On apporta de la viande grillée, des champignons jaunes très-beaux, dont je ne pus me décider à goûter, encore que je visse tout ce monde en manger sans crainte; des œufs fricassés avec diverses sortes d'herbes fortes, des galetons de blé noir, et des fromages de Chambérat, renommés en tout le pays. Tous les assistants firent bombance, mais d'une manière bien différente de la nôtre. Au lieu de prendre leur temps et de ruminer chaque morceau, ils avalaient quatre à quatre comme gens affamés, ce qui, chez nous, n'eût point paru convenable, et ils n'attendirent point d'être repus pour chanter et danser au beau milieu du festin.
Ces gens, d'un sang moins rassis que le nôtre, semblaient ne pouvoir tenir en place. Ils ne patientaient point le temps qu'on leur fît offre de quelque plat. Ils apportaient leur pain pour recevoir le fricot dessus, refusaient les assiettes, et retournaient se percher ou se coucher; d'aucuns aussi mangeaient debout, d'autres en causant et gesticulant, chacun racontant son histoire ou disant sa chansonnette. C'était comme abeilles bourdonnant autour de la ruche: j'en étais étourdi et ne me sentais pas festiner.
Malgré que le vin fût bon et que le grand bûcheux ne l'épargnât point, personne n'en prit plus qu'il ne fallait, chacun étant à sa tâche et ne voulant point se mettre à bas pour le travail du lendemain. Aussi la fête dura peu; et, bien qu'au milieu elle parût vouloir être folle, elle finit de bonne heure et tranquillement. Le bûcheux reçut grands compliments pour ses honnêtetés, et l'on voyait bien qu'il avait commandement naturel sur toute la bande, non point seulement par son moyen, mais aussi par son bon cœur et sa bonne tête.
On nous fit beaucoup d'avances d'amitié et d'offres de service, et je dois reconnaître que ces gens étaient plus ouverts et plus prévenants que ceux de chez nous. J'observai qu'Huriel les amenait, l'un après l'autre, auprès de Brulette, les lui présentant par leurs noms, et leur enjoignant de la regarder ni plus ni moins que comme sa sœur, d'où elle reçut tant de révérences et de politesses, qu'elle n'avait jamais été si bien fêtée dans notre village.

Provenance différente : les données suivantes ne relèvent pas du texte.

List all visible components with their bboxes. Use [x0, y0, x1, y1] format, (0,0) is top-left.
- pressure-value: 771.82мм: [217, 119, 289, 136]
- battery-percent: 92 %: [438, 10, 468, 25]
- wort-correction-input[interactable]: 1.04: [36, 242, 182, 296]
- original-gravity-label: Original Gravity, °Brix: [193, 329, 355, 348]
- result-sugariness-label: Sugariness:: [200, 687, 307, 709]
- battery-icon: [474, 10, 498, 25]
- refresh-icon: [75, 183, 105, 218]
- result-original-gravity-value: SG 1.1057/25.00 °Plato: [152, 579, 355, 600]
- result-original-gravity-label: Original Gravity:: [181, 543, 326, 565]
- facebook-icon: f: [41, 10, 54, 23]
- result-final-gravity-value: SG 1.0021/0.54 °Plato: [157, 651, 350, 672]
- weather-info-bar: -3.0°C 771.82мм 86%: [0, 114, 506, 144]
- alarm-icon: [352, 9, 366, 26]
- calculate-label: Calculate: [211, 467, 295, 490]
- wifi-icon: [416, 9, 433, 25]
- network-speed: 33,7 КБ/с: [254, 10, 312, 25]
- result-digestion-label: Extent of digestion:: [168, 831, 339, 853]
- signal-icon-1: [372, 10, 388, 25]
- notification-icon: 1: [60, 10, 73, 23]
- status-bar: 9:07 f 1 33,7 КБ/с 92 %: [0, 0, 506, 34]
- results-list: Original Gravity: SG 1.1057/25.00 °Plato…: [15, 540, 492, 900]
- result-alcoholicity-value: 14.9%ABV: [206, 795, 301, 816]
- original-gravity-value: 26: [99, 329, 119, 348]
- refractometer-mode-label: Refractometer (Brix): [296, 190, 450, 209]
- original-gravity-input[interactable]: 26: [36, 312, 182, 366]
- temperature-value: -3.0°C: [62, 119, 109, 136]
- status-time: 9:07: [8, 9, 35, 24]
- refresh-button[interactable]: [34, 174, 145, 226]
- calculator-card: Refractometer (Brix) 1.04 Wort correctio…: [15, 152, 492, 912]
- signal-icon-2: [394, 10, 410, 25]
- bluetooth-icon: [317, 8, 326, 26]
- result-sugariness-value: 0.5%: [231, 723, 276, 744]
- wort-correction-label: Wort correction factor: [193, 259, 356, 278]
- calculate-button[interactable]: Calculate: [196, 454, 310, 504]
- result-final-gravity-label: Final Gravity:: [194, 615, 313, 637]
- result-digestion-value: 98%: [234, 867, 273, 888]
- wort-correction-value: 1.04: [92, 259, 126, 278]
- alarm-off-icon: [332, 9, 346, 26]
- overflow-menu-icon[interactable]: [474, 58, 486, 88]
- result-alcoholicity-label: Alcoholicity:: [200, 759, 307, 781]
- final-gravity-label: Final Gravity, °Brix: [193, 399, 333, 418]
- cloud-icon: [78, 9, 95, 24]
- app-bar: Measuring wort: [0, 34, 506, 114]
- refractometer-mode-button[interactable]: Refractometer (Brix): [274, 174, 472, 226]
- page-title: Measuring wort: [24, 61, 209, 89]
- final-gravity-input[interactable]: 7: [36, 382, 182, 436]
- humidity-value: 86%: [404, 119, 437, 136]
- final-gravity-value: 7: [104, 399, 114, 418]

Quand l'heure de dormir fut venue, le grand bûcheux m'offrit de partager sa chambre. Joset avait sa loge voisine de la nôtre, mais elle était plus petite et nous aurions pu y être gênés. Je suivis donc mon hôte, d'autant plus volontiers que j'étais enchargé de veiller de près sur Brulette; mais je vis, en entrant dans la loge, qu'elle ne courait aucun risque, car elle devait partager la couche de la belle Thérence, et le muletier, fidèle à ses habitudes, s'était déjà couché dehors en travers de la porte, si bien que ni loup ni voleur n'en eût pu approcher.
En jetant un coup d'œil sur la chambrette où les deux filles se retiraient, je vis qu'il s'y trouvait un lit et quelques meubles très-propres; Huriel, grâce à ses mulets, pouvait transporter facilement et sans dépense, d'un lieu à l'autre, le petit ménage de sa sœur; mais celui de son père ne devait pas lui donner grand embarras, car il se composait d'un tas de fougères sèches avec une couverture. Encore le grand bûcheux trouvait-il que c'était de trop et que, pour bien faire, il eût dû coucher à l'étoilée comme son fils.
J'étais assez las pour me passer de mon lit, et je dormis d'un bon somme jusqu'au jour. Je pensai que Brulette en avait fait autant, car je ne l'entendis remuer non plus qu'une petite pierre, derrière la cloison de planches qui nous séparait.
Quand je me levai, le bûcheux et son garçon étaient debout et se consultaient ensemble.
—Nous parlions de toi, me dit le père, et comme il faut que nous allions au travail, je désire que l'affaire dont nous causons soit décidée. Brulette, à qui j'ai remontré que Joseph avait besoin de sa compagnie pour quelque temps, et qui m'a dit avoir la volonté de lui en donner le plus possible, s'est engagée pour la huitaine tout au moins; mais elle n'a pu s'engager pour toi et nous a priés de t'y décider. C'est ce que nous ferons, j'espère, en te disant que nous en serons contents, que tu ne nous pèses point, et que nous te prions d'agir avec nous comme nous ferions avec toi, si besoin était.
Cela dit d'un air de vérité et d'amitié me commandait de m'engager; et, de fait, ne pouvant abandonner Brulette chez des étrangers, encore qu'une huitaine me parût bien longue, j'étais obligé de me ranger à son vouloir et à l'intérêt de Joseph.